Over the past few days I have been pondering about this: I enjoy technical things (like programming and stuff) and try to find the patterns and algorithms in everything. My life is number oriented. I'll spend all day working on a programmatic problem. I'll spend however much time is need to think of an elegant/efficient solution. Yet I am not as good with high school Algebra (I am sixteen)... I don't get it. How can I love numbers but not be very good at math? I think I slacked off in my earlier years in math classes because I found them to be boring. I feel like I am behind a wall. On the other side is math. I need to lower down this wall, but at the moment I am unable to identify it or it's cause. I feel like I love math, but am no good at it or have been taught poorly. I understand that I can get no where in Computer Science if I am bad at math. I find some aspects of math to be boring... perhaps teachers don't do well at explaining it in the US (I've researched). Since I assume there are some great mathematicians here, I would like to request some advice.
Thanks.
In recent years teachers in the USA have been under heavy pressure to teach only what can be tested on standardized tests. That has been corrupting the education system to the point where teachers orchestrate widespread cheating on standardized tests to get federal funding for the school.
There's also the fact that high schools are required to teach math to everyone, including those who are not interested. That results in courses of a kind that almost everyone can pass, thereby holding back those who are interested and could do well in the topic.

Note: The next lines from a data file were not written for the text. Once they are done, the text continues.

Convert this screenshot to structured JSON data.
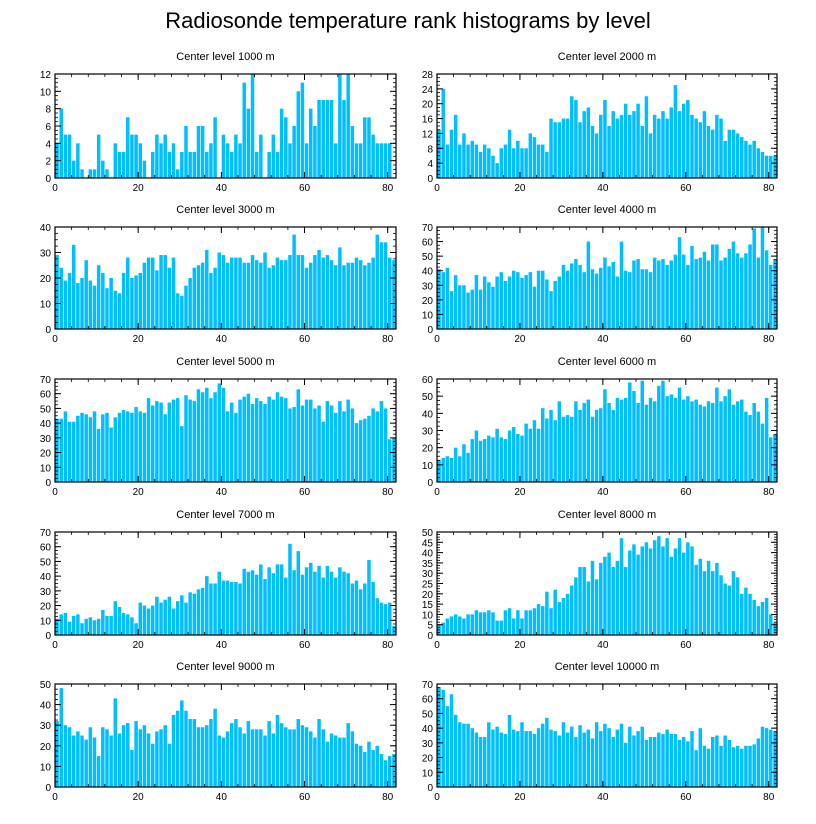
{
  "figure_title": "Radiosonde temperature rank histograms by level",
  "bar_color": "#00BFFF",
  "chart_data": [
    {
      "type": "bar",
      "title": "Center level 1000 m",
      "xlabel": "",
      "ylabel": "",
      "xlim": [
        0,
        82
      ],
      "ylim": [
        0,
        12
      ],
      "x_ticks": [
        0,
        20,
        40,
        60,
        80
      ],
      "y_ticks": [
        0,
        2,
        4,
        6,
        8,
        10,
        12
      ],
      "values": [
        4,
        8,
        5,
        5,
        2,
        4,
        1,
        0,
        1,
        1,
        5,
        2,
        1,
        0,
        4,
        3,
        3,
        7,
        5,
        5,
        4,
        2,
        0,
        3,
        5,
        4,
        5,
        3,
        4,
        1,
        3,
        6,
        3,
        3,
        6,
        6,
        3,
        4,
        7,
        0,
        5,
        4,
        3,
        5,
        4,
        11,
        8,
        12,
        3,
        5,
        0,
        3,
        5,
        3,
        8,
        7,
        4,
        6,
        10,
        11,
        4,
        8,
        6,
        9,
        9,
        9,
        9,
        4,
        12,
        9,
        12,
        6,
        4,
        4,
        7,
        7,
        5,
        4,
        4,
        4,
        4,
        0
      ]
    },
    {
      "type": "bar",
      "title": "Center level 2000 m",
      "xlabel": "",
      "ylabel": "",
      "xlim": [
        0,
        82
      ],
      "ylim": [
        0,
        28
      ],
      "x_ticks": [
        0,
        20,
        40,
        60,
        80
      ],
      "y_ticks": [
        0,
        4,
        8,
        12,
        16,
        20,
        24,
        28
      ],
      "values": [
        13,
        24,
        9,
        13,
        17,
        9,
        12,
        9,
        10,
        9,
        7,
        9,
        8,
        6,
        4,
        8,
        9,
        13,
        8,
        10,
        8,
        8,
        12,
        11,
        9,
        9,
        7,
        16,
        15,
        15,
        16,
        16,
        22,
        21,
        15,
        18,
        19,
        14,
        12,
        17,
        21,
        14,
        18,
        16,
        17,
        20,
        17,
        18,
        20,
        14,
        22,
        12,
        17,
        16,
        18,
        16,
        19,
        25,
        18,
        20,
        21,
        17,
        16,
        15,
        18,
        14,
        13,
        17,
        16,
        10,
        13,
        13,
        12,
        11,
        10,
        9,
        10,
        8,
        7,
        6,
        6,
        6
      ]
    },
    {
      "type": "bar",
      "title": "Center level 3000 m",
      "xlabel": "",
      "ylabel": "",
      "xlim": [
        0,
        82
      ],
      "ylim": [
        0,
        40
      ],
      "x_ticks": [
        0,
        20,
        40,
        60,
        80
      ],
      "y_ticks": [
        0,
        10,
        20,
        30,
        40
      ],
      "values": [
        29,
        24,
        19,
        22,
        33,
        18,
        20,
        27,
        19,
        17,
        25,
        22,
        16,
        20,
        15,
        14,
        22,
        28,
        20,
        21,
        22,
        26,
        28,
        28,
        23,
        29,
        29,
        24,
        28,
        14,
        13,
        17,
        20,
        24,
        25,
        26,
        31,
        22,
        24,
        30,
        29,
        26,
        28,
        28,
        28,
        26,
        26,
        29,
        27,
        26,
        30,
        24,
        25,
        28,
        27,
        27,
        29,
        37,
        29,
        29,
        24,
        26,
        29,
        31,
        28,
        29,
        27,
        25,
        32,
        25,
        26,
        26,
        28,
        27,
        25,
        26,
        28,
        37,
        34,
        34,
        28,
        27
      ]
    },
    {
      "type": "bar",
      "title": "Center level 4000 m",
      "xlabel": "",
      "ylabel": "",
      "xlim": [
        0,
        82
      ],
      "ylim": [
        0,
        70
      ],
      "x_ticks": [
        0,
        20,
        40,
        60,
        80
      ],
      "y_ticks": [
        0,
        10,
        20,
        30,
        40,
        50,
        60,
        70
      ],
      "values": [
        41,
        39,
        42,
        26,
        37,
        30,
        30,
        25,
        27,
        37,
        27,
        36,
        32,
        29,
        36,
        39,
        33,
        36,
        40,
        39,
        35,
        37,
        39,
        29,
        40,
        40,
        34,
        26,
        33,
        36,
        44,
        40,
        45,
        48,
        44,
        39,
        60,
        41,
        38,
        42,
        49,
        43,
        46,
        36,
        60,
        40,
        39,
        47,
        48,
        41,
        41,
        39,
        49,
        47,
        48,
        44,
        47,
        51,
        63,
        51,
        44,
        57,
        48,
        49,
        53,
        47,
        58,
        58,
        47,
        49,
        55,
        60,
        52,
        49,
        52,
        58,
        69,
        49,
        70,
        54,
        44,
        48
      ]
    },
    {
      "type": "bar",
      "title": "Center level 5000 m",
      "xlabel": "",
      "ylabel": "",
      "xlim": [
        0,
        82
      ],
      "ylim": [
        0,
        70
      ],
      "x_ticks": [
        0,
        20,
        40,
        60,
        80
      ],
      "y_ticks": [
        0,
        10,
        20,
        30,
        40,
        50,
        60,
        70
      ],
      "values": [
        43,
        43,
        48,
        41,
        41,
        45,
        47,
        46,
        44,
        48,
        36,
        46,
        47,
        37,
        44,
        47,
        49,
        48,
        47,
        51,
        48,
        47,
        57,
        52,
        55,
        54,
        46,
        54,
        56,
        57,
        38,
        59,
        56,
        55,
        63,
        61,
        64,
        57,
        61,
        67,
        64,
        48,
        54,
        47,
        56,
        58,
        60,
        53,
        57,
        55,
        53,
        58,
        56,
        61,
        58,
        57,
        50,
        51,
        63,
        52,
        56,
        56,
        50,
        52,
        41,
        55,
        52,
        47,
        55,
        48,
        56,
        50,
        40,
        42,
        43,
        45,
        50,
        48,
        55,
        50,
        29,
        30
      ]
    },
    {
      "type": "bar",
      "title": "Center level 6000 m",
      "xlabel": "",
      "ylabel": "",
      "xlim": [
        0,
        82
      ],
      "ylim": [
        0,
        60
      ],
      "x_ticks": [
        0,
        20,
        40,
        60,
        80
      ],
      "y_ticks": [
        0,
        10,
        20,
        30,
        40,
        50,
        60
      ],
      "values": [
        13,
        14,
        15,
        14,
        20,
        15,
        22,
        17,
        25,
        30,
        24,
        25,
        27,
        26,
        31,
        26,
        25,
        30,
        32,
        28,
        27,
        34,
        31,
        36,
        31,
        43,
        37,
        42,
        36,
        47,
        38,
        39,
        38,
        47,
        42,
        46,
        48,
        38,
        42,
        43,
        54,
        46,
        42,
        49,
        48,
        49,
        58,
        53,
        46,
        59,
        45,
        49,
        47,
        56,
        59,
        50,
        51,
        49,
        55,
        48,
        50,
        47,
        48,
        45,
        44,
        47,
        46,
        55,
        47,
        50,
        54,
        45,
        47,
        48,
        41,
        39,
        46,
        41,
        34,
        49,
        26,
        28
      ]
    },
    {
      "type": "bar",
      "title": "Center level 7000 m",
      "xlabel": "",
      "ylabel": "",
      "xlim": [
        0,
        82
      ],
      "ylim": [
        0,
        70
      ],
      "x_ticks": [
        0,
        20,
        40,
        60,
        80
      ],
      "y_ticks": [
        0,
        10,
        20,
        30,
        40,
        50,
        60,
        70
      ],
      "values": [
        11,
        14,
        15,
        9,
        13,
        14,
        8,
        11,
        12,
        10,
        11,
        17,
        13,
        13,
        23,
        19,
        15,
        14,
        12,
        8,
        22,
        20,
        18,
        20,
        26,
        22,
        24,
        26,
        18,
        23,
        27,
        22,
        29,
        28,
        31,
        32,
        40,
        35,
        35,
        43,
        37,
        37,
        36,
        36,
        35,
        45,
        43,
        44,
        41,
        48,
        38,
        46,
        42,
        48,
        48,
        39,
        62,
        44,
        57,
        41,
        46,
        49,
        43,
        47,
        39,
        47,
        43,
        39,
        46,
        43,
        42,
        35,
        37,
        31,
        35,
        51,
        36,
        25,
        22,
        21,
        22,
        6
      ]
    },
    {
      "type": "bar",
      "title": "Center level 8000 m",
      "xlabel": "",
      "ylabel": "",
      "xlim": [
        0,
        82
      ],
      "ylim": [
        0,
        50
      ],
      "x_ticks": [
        0,
        20,
        40,
        60,
        80
      ],
      "y_ticks": [
        0,
        5,
        10,
        15,
        20,
        25,
        30,
        35,
        40,
        45,
        50
      ],
      "values": [
        5,
        6,
        8,
        9,
        10,
        9,
        8,
        10,
        10,
        12,
        11,
        11,
        12,
        11,
        7,
        7,
        12,
        13,
        8,
        12,
        8,
        12,
        12,
        13,
        15,
        14,
        21,
        13,
        22,
        16,
        18,
        20,
        24,
        28,
        33,
        33,
        26,
        36,
        27,
        35,
        38,
        40,
        33,
        36,
        47,
        33,
        41,
        44,
        39,
        43,
        45,
        42,
        46,
        48,
        43,
        47,
        38,
        42,
        47,
        40,
        45,
        43,
        34,
        37,
        31,
        36,
        31,
        35,
        29,
        25,
        24,
        31,
        28,
        20,
        23,
        20,
        17,
        14,
        16,
        18,
        10,
        6
      ]
    },
    {
      "type": "bar",
      "title": "Center level 9000 m",
      "xlabel": "",
      "ylabel": "",
      "xlim": [
        0,
        82
      ],
      "ylim": [
        0,
        50
      ],
      "x_ticks": [
        0,
        20,
        40,
        60,
        80
      ],
      "y_ticks": [
        0,
        10,
        20,
        30,
        40,
        50
      ],
      "values": [
        32,
        48,
        30,
        29,
        25,
        27,
        25,
        23,
        29,
        24,
        15,
        29,
        28,
        25,
        43,
        26,
        30,
        31,
        18,
        32,
        28,
        30,
        26,
        21,
        27,
        28,
        30,
        21,
        35,
        37,
        42,
        37,
        33,
        33,
        29,
        29,
        30,
        33,
        38,
        25,
        24,
        27,
        31,
        33,
        29,
        26,
        32,
        28,
        28,
        28,
        25,
        32,
        26,
        35,
        31,
        29,
        28,
        28,
        33,
        30,
        29,
        27,
        24,
        33,
        28,
        22,
        26,
        25,
        24,
        24,
        31,
        27,
        21,
        20,
        17,
        22,
        18,
        20,
        16,
        13,
        15,
        16
      ]
    },
    {
      "type": "bar",
      "title": "Center level 10000 m",
      "xlabel": "",
      "ylabel": "",
      "xlim": [
        0,
        82
      ],
      "ylim": [
        0,
        70
      ],
      "x_ticks": [
        0,
        20,
        40,
        60,
        80
      ],
      "y_ticks": [
        0,
        10,
        20,
        30,
        40,
        50,
        60,
        70
      ],
      "values": [
        68,
        66,
        55,
        63,
        49,
        44,
        43,
        43,
        40,
        37,
        34,
        34,
        44,
        39,
        41,
        37,
        36,
        49,
        39,
        38,
        44,
        38,
        38,
        36,
        40,
        43,
        47,
        39,
        38,
        35,
        44,
        37,
        41,
        34,
        42,
        37,
        39,
        33,
        44,
        38,
        43,
        40,
        34,
        39,
        43,
        30,
        41,
        35,
        38,
        41,
        32,
        34,
        34,
        37,
        36,
        39,
        36,
        36,
        32,
        34,
        31,
        38,
        25,
        40,
        28,
        26,
        34,
        35,
        28,
        35,
        32,
        27,
        28,
        26,
        28,
        28,
        29,
        33,
        41,
        40,
        39,
        38
      ]
    }
  ]
}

I would recommend two books by C. Stanley Ogilvy to high-school students interested in mathematics: Excursions in Number Theory and Excursions in Geometry. Those are addressed to students who don't yet know much but are intelligent and want to understand the subject, as opposed to wanting to pass standardized tests in it.
PS: People's interests and abilities differ greatly. Failing to match some standard ideal prescribed by a system that suffers from the sort of corruptions I've mentioned above doesn't mean something is wrong with you.